The key theme of all these was Mroué's 'personal archive'. A Pandora's box of excerpts of modern history as he's seen them deploy in front of his eyes for most of his adult life. Right thru the deadly silence of his audience, he kept talking about his archive in broken English with unseen charm and passion. Simple words that went far deeper than meets the eye! At a given moment he made some fascinating remarks about the concept of human memory, the past, present and the future. I didn't really get it first time, wondering what the rationale of his reasoning actually was. It only flashed in my logic subconscious when he later showed us a beautiful eighteen year old girl, a soon to become 'martyr', expressing her feelings on some amateur video footage a few hours before she perished in a suicide bomb attack of her own. Mroué made the point about her talking from the past, being dead and alive at the same time. It was just grotesque... but even in his broken English he was able to make a deep philosophical point that left us speechless.
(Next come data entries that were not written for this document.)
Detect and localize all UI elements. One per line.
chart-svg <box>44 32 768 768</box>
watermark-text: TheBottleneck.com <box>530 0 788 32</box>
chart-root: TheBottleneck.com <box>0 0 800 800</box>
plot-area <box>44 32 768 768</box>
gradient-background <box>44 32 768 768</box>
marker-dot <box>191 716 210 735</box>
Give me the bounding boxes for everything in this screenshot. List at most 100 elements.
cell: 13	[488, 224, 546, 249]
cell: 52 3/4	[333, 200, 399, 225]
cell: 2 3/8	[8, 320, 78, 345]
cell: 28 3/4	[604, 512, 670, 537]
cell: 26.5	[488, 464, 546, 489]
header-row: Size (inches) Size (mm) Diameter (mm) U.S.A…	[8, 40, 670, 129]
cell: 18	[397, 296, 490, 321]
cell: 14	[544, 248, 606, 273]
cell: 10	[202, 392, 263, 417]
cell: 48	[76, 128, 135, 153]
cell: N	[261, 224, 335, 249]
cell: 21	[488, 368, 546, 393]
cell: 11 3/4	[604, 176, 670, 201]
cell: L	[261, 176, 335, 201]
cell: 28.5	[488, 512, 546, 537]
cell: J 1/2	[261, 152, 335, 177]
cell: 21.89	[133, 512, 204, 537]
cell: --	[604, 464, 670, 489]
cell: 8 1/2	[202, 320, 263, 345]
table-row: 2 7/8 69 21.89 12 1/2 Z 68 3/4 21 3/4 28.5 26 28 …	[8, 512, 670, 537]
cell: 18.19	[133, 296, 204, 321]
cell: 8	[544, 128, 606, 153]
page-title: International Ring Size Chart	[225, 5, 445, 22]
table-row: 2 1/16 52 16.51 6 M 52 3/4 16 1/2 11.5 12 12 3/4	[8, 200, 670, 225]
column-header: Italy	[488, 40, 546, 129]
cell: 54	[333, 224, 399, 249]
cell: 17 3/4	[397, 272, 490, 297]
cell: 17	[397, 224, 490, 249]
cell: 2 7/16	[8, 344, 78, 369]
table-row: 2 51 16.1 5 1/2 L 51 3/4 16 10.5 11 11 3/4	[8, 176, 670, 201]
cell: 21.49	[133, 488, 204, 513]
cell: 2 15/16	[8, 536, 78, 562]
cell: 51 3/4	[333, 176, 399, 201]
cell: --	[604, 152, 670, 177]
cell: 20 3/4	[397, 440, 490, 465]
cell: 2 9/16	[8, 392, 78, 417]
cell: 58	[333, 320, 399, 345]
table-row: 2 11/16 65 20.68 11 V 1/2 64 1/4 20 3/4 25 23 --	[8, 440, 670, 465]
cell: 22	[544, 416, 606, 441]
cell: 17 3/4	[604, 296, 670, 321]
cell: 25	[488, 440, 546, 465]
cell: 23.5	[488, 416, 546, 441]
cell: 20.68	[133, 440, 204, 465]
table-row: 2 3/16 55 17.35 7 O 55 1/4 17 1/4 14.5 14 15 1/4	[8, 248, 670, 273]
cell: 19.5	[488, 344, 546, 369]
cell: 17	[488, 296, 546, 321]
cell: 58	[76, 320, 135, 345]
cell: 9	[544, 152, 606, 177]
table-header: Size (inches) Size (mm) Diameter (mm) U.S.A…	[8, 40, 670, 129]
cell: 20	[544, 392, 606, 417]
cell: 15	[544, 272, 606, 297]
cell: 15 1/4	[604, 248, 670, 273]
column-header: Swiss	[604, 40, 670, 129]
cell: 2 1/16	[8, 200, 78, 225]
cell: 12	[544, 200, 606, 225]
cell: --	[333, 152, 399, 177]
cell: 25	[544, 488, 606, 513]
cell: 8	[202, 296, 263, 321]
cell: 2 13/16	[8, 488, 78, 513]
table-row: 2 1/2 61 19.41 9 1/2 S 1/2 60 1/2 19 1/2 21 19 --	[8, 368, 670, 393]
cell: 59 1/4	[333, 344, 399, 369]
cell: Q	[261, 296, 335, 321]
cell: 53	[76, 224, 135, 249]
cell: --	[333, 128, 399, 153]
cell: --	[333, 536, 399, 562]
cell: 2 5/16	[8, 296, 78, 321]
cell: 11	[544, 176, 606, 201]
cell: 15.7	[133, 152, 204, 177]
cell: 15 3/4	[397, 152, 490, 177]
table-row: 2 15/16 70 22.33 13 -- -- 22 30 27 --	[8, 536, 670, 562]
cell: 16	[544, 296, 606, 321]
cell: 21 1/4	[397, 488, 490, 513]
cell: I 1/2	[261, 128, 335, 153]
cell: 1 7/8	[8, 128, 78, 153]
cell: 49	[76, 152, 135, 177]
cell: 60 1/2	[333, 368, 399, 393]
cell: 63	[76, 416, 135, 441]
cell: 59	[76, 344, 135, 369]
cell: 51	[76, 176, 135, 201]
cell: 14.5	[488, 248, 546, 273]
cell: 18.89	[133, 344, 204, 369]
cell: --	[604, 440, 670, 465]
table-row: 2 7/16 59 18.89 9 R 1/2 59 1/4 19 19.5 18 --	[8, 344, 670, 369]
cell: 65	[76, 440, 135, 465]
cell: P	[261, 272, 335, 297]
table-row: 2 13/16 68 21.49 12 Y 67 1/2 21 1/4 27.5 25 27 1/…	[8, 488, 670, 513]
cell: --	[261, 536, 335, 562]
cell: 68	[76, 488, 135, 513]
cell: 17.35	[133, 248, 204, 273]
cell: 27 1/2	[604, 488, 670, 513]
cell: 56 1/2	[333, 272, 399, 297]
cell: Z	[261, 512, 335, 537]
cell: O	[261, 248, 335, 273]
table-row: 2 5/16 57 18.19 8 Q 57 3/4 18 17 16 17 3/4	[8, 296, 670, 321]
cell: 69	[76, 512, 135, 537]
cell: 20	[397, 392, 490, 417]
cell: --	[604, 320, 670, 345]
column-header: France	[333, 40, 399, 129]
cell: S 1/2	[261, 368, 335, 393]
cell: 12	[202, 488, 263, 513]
Imagine such a theater performance to be covering tragic facts and events like this, in a comic, self cynical way. Gives a man an unusual feeling to say the least. All started with Mroué spending a quarter of an hour to talk about the titles he typically selected to assign to his performances. The one we watched was called "Make me stop smoking". This blog's title, "I, the undersigned" is another example he mentioned, that I am not even sure if he's ever used on any of his works. His argument was that a 'performance' should basically bear no relationship whatsoever with its title. Why should it, anyway? Even real life doesn't do that, he said. Look at me! My name is Rabih, which in Arabic means, spring! Do I look like spring to you? (spontaneous laughter in the audience).

What impressed me the most though was the fact that never ever did Mroué make any bitter fingerpointing whatsoever towards external to Lebanon Forces in order to pass blame for his country's destruction and war misery. Not even Israel or the US. Except when he took a few clever shots at the Hezbollah. Mroué remained patiently a pacifist to the end. And immensely entertaining... with a huge respect towards the rest of us in the audience. And towards whatever we happen to believe in.
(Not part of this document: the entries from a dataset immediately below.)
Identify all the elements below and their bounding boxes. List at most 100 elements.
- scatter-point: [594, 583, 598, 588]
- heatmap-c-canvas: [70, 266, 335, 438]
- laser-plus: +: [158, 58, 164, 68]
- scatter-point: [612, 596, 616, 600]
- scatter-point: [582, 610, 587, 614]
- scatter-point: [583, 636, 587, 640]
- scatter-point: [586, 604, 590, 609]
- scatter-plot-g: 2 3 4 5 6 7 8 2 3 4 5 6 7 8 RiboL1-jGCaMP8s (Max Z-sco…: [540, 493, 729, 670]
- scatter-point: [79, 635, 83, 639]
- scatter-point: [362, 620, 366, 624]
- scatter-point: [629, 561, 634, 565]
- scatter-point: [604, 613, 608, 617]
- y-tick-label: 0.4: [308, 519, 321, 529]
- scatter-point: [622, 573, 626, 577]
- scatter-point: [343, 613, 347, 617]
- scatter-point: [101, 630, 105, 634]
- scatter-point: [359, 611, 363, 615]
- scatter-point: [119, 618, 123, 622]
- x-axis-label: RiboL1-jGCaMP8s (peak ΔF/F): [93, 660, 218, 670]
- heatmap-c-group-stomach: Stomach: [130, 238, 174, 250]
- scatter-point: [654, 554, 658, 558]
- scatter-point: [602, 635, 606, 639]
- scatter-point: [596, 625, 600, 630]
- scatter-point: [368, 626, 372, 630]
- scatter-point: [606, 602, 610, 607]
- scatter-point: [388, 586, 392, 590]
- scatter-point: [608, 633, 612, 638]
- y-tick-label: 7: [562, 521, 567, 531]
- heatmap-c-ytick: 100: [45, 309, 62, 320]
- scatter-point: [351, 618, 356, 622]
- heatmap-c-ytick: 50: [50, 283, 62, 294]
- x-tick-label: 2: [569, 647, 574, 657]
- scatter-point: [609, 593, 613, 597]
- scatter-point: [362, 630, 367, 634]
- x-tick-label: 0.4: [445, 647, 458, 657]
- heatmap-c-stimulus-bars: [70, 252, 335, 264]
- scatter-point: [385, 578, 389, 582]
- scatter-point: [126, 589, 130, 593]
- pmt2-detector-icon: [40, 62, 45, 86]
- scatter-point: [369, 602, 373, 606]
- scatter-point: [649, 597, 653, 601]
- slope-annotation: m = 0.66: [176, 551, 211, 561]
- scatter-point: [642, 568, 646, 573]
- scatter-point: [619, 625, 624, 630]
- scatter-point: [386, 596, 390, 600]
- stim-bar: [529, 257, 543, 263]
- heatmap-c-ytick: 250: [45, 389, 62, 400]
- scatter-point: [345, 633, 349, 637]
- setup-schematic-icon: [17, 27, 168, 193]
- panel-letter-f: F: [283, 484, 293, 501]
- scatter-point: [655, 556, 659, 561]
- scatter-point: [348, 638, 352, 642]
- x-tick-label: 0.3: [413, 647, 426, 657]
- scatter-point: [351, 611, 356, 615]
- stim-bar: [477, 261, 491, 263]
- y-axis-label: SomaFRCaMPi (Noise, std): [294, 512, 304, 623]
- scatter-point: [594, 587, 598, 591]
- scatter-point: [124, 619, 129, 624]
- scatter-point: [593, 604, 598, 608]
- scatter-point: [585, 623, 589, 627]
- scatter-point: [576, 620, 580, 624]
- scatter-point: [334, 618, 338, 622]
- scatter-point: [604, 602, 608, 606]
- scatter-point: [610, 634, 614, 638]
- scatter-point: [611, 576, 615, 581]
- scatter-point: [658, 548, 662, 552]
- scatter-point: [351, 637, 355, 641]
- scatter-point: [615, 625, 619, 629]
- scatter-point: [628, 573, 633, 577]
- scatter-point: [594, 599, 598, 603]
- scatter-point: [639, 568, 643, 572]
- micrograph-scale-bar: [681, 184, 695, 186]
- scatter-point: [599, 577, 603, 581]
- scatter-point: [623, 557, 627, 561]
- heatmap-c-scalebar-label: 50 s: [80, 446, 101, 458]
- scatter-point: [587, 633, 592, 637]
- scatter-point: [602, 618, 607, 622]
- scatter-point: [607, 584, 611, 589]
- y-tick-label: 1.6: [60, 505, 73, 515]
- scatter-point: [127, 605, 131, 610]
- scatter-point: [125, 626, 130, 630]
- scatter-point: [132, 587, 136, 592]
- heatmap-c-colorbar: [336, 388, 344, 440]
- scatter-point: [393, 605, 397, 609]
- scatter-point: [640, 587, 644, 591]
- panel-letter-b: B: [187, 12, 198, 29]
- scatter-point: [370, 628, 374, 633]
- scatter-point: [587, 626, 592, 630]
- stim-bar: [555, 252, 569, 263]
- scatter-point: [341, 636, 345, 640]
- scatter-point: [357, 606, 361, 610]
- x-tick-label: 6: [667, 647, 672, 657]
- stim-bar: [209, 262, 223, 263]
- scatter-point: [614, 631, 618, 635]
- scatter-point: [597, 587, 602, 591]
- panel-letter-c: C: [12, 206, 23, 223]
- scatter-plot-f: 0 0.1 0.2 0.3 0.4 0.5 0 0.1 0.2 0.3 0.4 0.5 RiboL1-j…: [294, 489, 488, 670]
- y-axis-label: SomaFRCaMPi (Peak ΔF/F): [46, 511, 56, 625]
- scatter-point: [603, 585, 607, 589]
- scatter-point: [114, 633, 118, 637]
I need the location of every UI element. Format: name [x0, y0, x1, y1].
Another perfromance high was one moment when he showed us Sigmund Freud transformed into a Hezbollah cleric via the miracles of Photoshop (thank you Adobe!). He said that, when he showed that same poster to an Austrian audience once, nobody laughed as nobody could 'see' the transform. Knowing the Austrians, it must have been dead hillarious!

In his closing 'statement' Mroué quit his slide-show; his MacBook desktop emerged with icons of the presentation files... he click-selected them together and threw them to the Trash bin. He then opened the bin and... after hesitating for a split second, he clicked the 'empty' button at the Finders' top right window corner... A good symbolic 'finish'... I am dead sure he's kept a backup though... not?

It was an unusual experience, to say the least. The good news for people living in Belgium is that Mroué is back here next April for a series of similar performances at the KVS in Brussels. To share with his audience some more of his bottomless 'personal archive'.